If $x_{1}, x_{2}, . . . , x_{n}$ are positive numbers, prove the inequality $\frac{x_{1}^{3}}{x_{1}^{2}+x_{1}x_{2}+x_{2}^{2}}+\frac{x_{2}^{3}}{x_{2}^{2}+x_{2}x_{3}+x_{3}^{2}}+...+\frac{x_{n}^{3}}{x_{n}^{2}+x_{n}x_{1}+x_{1}^{2}}\geq\frac{x_{1}+x_{2}+...+x_{n}}{3}$.

Let $ABC$ be an acute-angled triangle.
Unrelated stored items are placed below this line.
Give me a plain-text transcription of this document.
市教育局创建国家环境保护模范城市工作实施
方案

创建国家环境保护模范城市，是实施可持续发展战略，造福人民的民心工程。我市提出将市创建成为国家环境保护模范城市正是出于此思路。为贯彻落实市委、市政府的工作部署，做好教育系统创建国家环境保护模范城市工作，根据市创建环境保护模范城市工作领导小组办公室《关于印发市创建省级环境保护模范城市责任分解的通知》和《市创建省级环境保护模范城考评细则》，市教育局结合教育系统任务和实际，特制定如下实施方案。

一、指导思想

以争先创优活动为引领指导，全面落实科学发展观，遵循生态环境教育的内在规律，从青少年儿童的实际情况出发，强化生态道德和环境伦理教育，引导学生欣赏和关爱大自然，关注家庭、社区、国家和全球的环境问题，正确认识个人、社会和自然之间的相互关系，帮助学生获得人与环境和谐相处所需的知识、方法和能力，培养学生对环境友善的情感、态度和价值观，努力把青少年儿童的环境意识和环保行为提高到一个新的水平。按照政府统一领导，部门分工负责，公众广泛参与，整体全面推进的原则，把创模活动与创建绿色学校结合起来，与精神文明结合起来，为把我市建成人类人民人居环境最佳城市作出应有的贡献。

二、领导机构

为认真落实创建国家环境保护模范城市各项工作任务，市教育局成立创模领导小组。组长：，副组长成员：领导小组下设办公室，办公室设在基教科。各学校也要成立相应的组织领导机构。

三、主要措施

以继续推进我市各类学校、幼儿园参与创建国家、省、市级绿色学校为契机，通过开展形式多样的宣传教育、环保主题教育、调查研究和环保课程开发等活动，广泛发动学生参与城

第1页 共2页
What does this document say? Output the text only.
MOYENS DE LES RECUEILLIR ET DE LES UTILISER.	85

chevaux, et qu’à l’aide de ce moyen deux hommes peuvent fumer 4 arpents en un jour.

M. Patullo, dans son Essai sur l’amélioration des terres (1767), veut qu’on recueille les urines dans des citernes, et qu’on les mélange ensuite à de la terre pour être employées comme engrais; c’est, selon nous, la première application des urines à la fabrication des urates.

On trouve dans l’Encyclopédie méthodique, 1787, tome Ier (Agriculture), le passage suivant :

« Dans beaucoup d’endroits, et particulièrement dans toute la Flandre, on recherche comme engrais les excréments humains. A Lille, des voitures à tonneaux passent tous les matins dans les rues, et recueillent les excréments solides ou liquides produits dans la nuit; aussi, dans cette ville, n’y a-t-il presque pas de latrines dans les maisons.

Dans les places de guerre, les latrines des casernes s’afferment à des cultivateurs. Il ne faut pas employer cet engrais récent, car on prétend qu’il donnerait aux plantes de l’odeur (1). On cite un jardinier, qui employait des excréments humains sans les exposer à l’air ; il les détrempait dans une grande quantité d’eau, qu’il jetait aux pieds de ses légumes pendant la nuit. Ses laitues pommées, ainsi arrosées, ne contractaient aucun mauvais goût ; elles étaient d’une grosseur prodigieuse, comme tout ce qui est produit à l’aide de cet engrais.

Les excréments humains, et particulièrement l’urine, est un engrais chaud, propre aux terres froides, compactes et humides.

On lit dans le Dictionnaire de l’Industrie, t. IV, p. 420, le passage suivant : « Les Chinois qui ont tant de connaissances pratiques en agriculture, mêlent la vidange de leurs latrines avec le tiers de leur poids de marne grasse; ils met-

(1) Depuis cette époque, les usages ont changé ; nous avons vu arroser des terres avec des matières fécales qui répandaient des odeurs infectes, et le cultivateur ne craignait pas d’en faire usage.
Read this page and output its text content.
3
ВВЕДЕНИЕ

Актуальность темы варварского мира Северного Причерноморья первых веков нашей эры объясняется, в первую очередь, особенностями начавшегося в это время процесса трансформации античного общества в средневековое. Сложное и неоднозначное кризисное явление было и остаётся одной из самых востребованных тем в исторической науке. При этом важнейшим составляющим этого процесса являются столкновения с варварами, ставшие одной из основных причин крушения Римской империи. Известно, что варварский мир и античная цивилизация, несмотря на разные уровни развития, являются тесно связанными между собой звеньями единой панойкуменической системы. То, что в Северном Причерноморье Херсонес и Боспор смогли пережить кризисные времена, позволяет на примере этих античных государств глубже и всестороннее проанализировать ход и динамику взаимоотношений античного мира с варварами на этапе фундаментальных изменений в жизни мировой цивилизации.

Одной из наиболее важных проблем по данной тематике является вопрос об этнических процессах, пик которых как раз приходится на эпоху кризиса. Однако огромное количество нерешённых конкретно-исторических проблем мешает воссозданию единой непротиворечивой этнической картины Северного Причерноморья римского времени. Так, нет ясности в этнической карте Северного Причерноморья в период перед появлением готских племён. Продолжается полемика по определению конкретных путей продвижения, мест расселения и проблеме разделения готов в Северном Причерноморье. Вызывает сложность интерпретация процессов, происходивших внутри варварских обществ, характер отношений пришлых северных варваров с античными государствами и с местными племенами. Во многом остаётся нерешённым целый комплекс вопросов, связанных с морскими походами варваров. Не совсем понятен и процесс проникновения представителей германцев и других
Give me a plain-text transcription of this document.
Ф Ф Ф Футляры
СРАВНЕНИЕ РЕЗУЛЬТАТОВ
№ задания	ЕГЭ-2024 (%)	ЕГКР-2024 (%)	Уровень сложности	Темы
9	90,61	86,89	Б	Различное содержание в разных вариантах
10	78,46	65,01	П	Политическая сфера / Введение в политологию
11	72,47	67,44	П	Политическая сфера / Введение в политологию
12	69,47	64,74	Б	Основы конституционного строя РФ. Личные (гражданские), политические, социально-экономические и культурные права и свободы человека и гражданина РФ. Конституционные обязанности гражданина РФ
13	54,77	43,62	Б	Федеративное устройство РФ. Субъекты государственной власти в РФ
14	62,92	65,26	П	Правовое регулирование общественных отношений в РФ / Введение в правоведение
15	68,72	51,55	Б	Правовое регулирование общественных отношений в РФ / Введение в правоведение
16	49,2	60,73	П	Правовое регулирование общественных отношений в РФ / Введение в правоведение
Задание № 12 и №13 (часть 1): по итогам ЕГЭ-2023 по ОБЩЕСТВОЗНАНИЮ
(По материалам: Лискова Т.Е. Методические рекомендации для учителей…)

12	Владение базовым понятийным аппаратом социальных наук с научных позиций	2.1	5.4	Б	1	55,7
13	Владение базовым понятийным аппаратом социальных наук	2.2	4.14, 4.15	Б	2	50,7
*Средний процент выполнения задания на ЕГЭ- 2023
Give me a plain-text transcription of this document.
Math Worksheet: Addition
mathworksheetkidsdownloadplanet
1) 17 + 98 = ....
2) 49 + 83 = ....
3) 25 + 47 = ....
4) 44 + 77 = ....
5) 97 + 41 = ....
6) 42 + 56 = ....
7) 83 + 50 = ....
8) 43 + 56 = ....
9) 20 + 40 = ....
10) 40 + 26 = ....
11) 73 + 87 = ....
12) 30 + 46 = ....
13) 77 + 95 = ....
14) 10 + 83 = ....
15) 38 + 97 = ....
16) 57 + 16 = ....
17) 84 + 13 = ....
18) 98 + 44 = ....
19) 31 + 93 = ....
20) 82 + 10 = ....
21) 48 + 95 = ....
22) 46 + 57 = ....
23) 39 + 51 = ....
The tangents to its circumcircle at $A, B, C$ form a triangle $PQR$ with $C \in PQ$ and $B \in PR$. Let $C_{1}$ be the foot of the altitude from $C$ in $\Delta ABC$ . Prove that $CC_{1}$ bisects $\widehat{QC_{1}P}$ .

Let $d > 0$ be an arbitrary real number. Consider the set $S_{n}(d)=\{s=\frac{1}{x_{1}}+\frac{1}{x_{2}}+...+\frac{1}{x_{n}}|x_{i}\in\mathbb{N},s<d\}$. Prove that $S_{n}(d)$ has a maximum element.

Two players play the following game. They alternately write divisors of $100!$ on the blackboard, not repeating any of the numbers written before. The player after whose move the greatest common divisor of the written numbers equals $1,$ loses the game. Which player has a winning strategy?

Let $M$ be a point inside a triangle $ABC$ . The lines $AM , BM , CM$ intersect $BC, CA, AB$ at $A_{1}, B_{1}, C_{1}$, respectively. Assume that $S_{MAC_{1}}+S_{MBA_{1}}+S_{MCB_{1}}= S_{MA_{1}C}+S_{MB_{1}A}+S_{MC_{1}B}$ . Prove that one of the lines $AA_{1}, BB_{1}, CC_{1}$ is a median of the triangle $ABC.$

Let $n$ be a positive integer. Show that there exist three distinct integers between $n^{2}$ and $n^{2}+n+3\sqrt{n}$, such that one of them divides the product of the other two.